The -D option would indicate dd-dos to not load any setting whatsoever and use defaults (must be defined in reference manual later). Think of a "safe mode".

Centralize configurations/compile settings

For compile settings, it would be nicer to have a single file for all of that.

Thinking of compile_config.d -- which would include cpu timing/sleeping strategies, memory configurations, etc.

Incremental Verbosity Level

Implement a verbosity level. Default should be 0 and maximum for debug build.

Possible model:

  1. Silence
  2. Critical -- non-recoverable crashes
  3. Error
  4. Warning
  5. Informal
  6. Debug

FLAG handler

A function where we pass the result of an operation would ease development.

Ideally, have byte/word/dword versions.

Significant instruction names / instruction structuration

v16_AE is not a good name, something like v16_scasw or i_scasw would be much better (es. in debugging).

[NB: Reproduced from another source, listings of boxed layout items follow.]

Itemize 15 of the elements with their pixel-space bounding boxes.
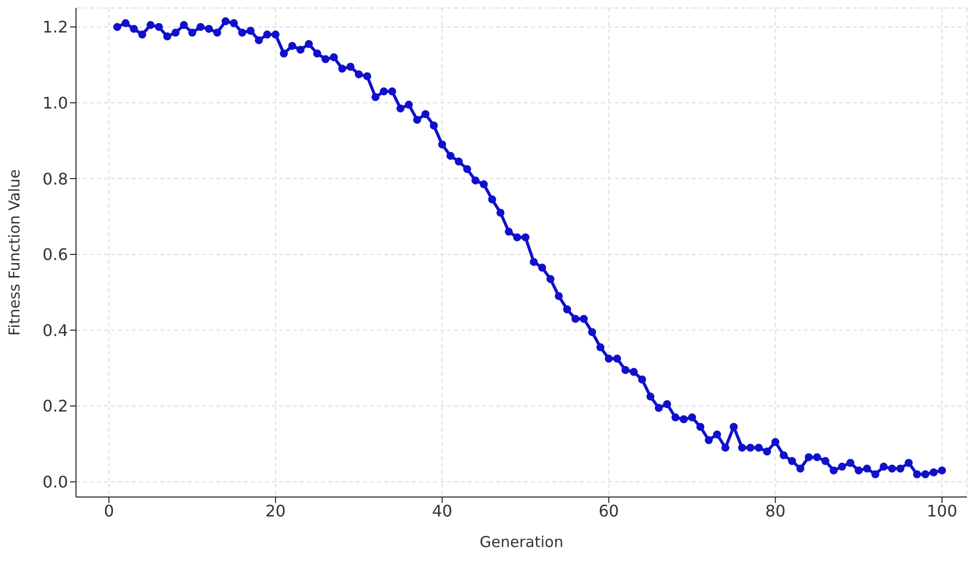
x-tick-label: 100 (926, 501, 958, 520)
y-tick-label: 1.0 (42, 93, 68, 112)
y-tick-label: 1.2 (42, 18, 68, 37)
x-axis-title: Generation (480, 533, 564, 551)
y-tick-label: 0.6 (42, 245, 68, 264)
y-tick-label: 0.8 (42, 169, 68, 188)
x-tick-label: 20 (265, 501, 286, 520)
x-tick-label: 60 (598, 501, 619, 520)
y-tick-label: 0.4 (42, 320, 68, 340)
x-tick-label: 0 (104, 501, 114, 520)
y-tick-label: 0.2 (42, 396, 68, 416)
x-tick-label: 80 (765, 501, 786, 520)
y-tick-label: 0.0 (42, 472, 68, 492)
y-axis-title: Fitness Function Value (5, 169, 24, 336)
x-tick-label: 40 (432, 501, 452, 520)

  • v16_mov_rm16_im16 if we continue with the array functions for different operating modes
  • i_mov_rm16_im16 if we are going to incorporate more global-ish functions where memory fetching functions have CPU context (even better?)

Move away from getopt

The getopt module is fantastic.

However, it uses some D Runtime features, like the Structured Exception Handler (try/catch) for GetOptException.

Best case scenario would be making an optimized CLI by hand, not as a module.

Consider halt codes

Reason

Though rare, while MS-DOS had its own error codes, DD-DOS (not vDOS) COULD have its own "halt codes", whenever it panics. These codes can also be used and returned within the CLI, even for files not found.

Format

SHOULD be a 2-byte number.

Either plain or reserve a few bits (4?) for categorize things around.

Source Code

To void confusion with the vDOS codes, DD-DOS halt codes COULD take the DD_E_ prefix. Messages appends the _M suffix.

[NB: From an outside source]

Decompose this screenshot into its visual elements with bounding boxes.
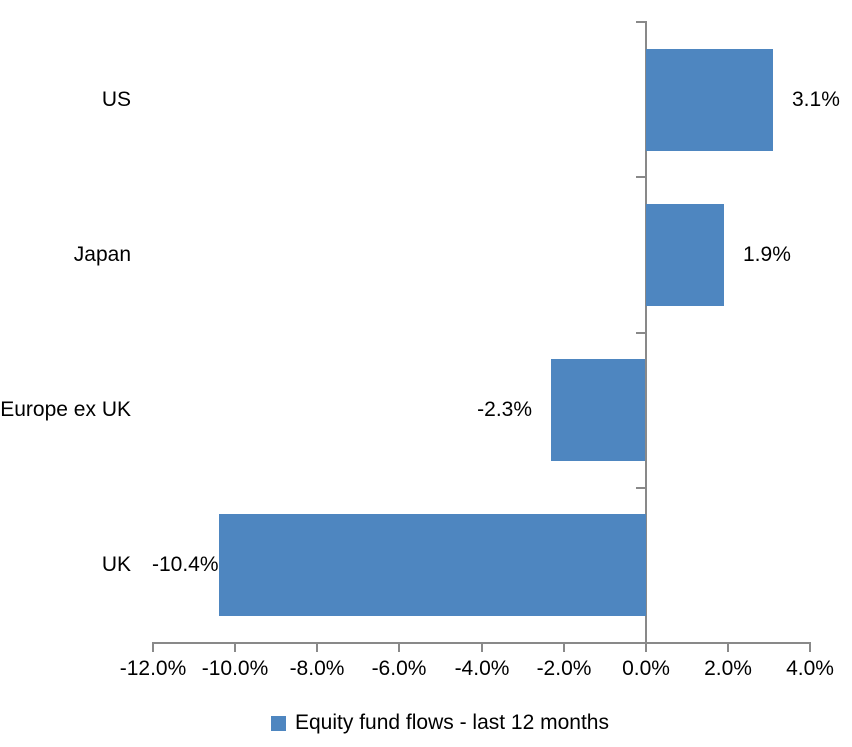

Example (CLI): DD_E_FILE_NOT_FOUND = 5 and DD_E_FILE_NOT_FOUND_M = "File was not found."

panic

panic SHOULD stay with the string+number signature.

It's easier to add an error code then add the panic line at one place than add the panic line + extra code in panic code.

Move away from properties

While great and simple, it's still a function, therefore still having the penalty of calling a function, whatever the calling convention is.

One idea would be moving registers to a struct for two reasons:

  1. vCPU.* clearly states that we use the virtual CPU.
  2. Members can be pointers and be used as regular members (vCPU.AX = 2 is possible)
  3. Manually casting (on-demand) is only a syntax-wise issue.
  4. State of vCPU can be saved as a whole (if we need that later on (likely in DOS)).
  5. Struct may be more properly aligned compared to global memory, which MAY improve cache performance.

Rename exec as exec16

Change function name from exec to exec16 since it solely executions instructions in real-mode

Consider string-switch usage

Once major compilers (DMD, GDC, LDC) support string comparison in switch statements in betterC code (2.082.0), consider switching to the feature.

Checklist

A lot of things should be considered and checked:

  • Can char* be used in those switches, if not, can it be cast?
  • If the feature depends on a library (e.g. C stdlib)
  • How is the feature assembled (check with DMD, GDC, and LDC)
  • In terms of performance and size, is the string-switch feature better than using strcmp?

Why I consider it

  • Better-looking code
  • Being part of D, perhaps compilers could use this feature to better optimize string comparison
    • Unless it's the same story in non-betterC code
    • Otherwise, could be possible the feature uses the same optimization techniques used in popular standard C libraries (GNU's, Microsoft's, etc.)

Example

Current implementation:

if (strcmp(*argv, "time") == 0) {
	vCPU.AH = 0x2C;
	Raise(0x21);
	printf("It is currently %02d:%02d:%02d.%02d\n",
		vCPU.CH, vCPU.CL, vCPU.DH, vCPU.DL);
	goto SHELL_SHART;
}

New implementation:

switch (*argv) {
case "time":
	vCPU.AH = 0x2C;
	Raise(0x21);
	printf("It is currently %02d:%02d:%02d.%02d\n",
		vCPU.CH, vCPU.CL, vCPU.DH, vCPU.DL);
	goto SHELL_SHART;
}

Consider Pre-increment EIP before executing instruction

Pre-incrementing, in this case, incrementing the EIP register before doing stuff, could save us some extra later calculations, instead of incrementing it afterwards.

However, this would require us to re-pass the entire interpreter code.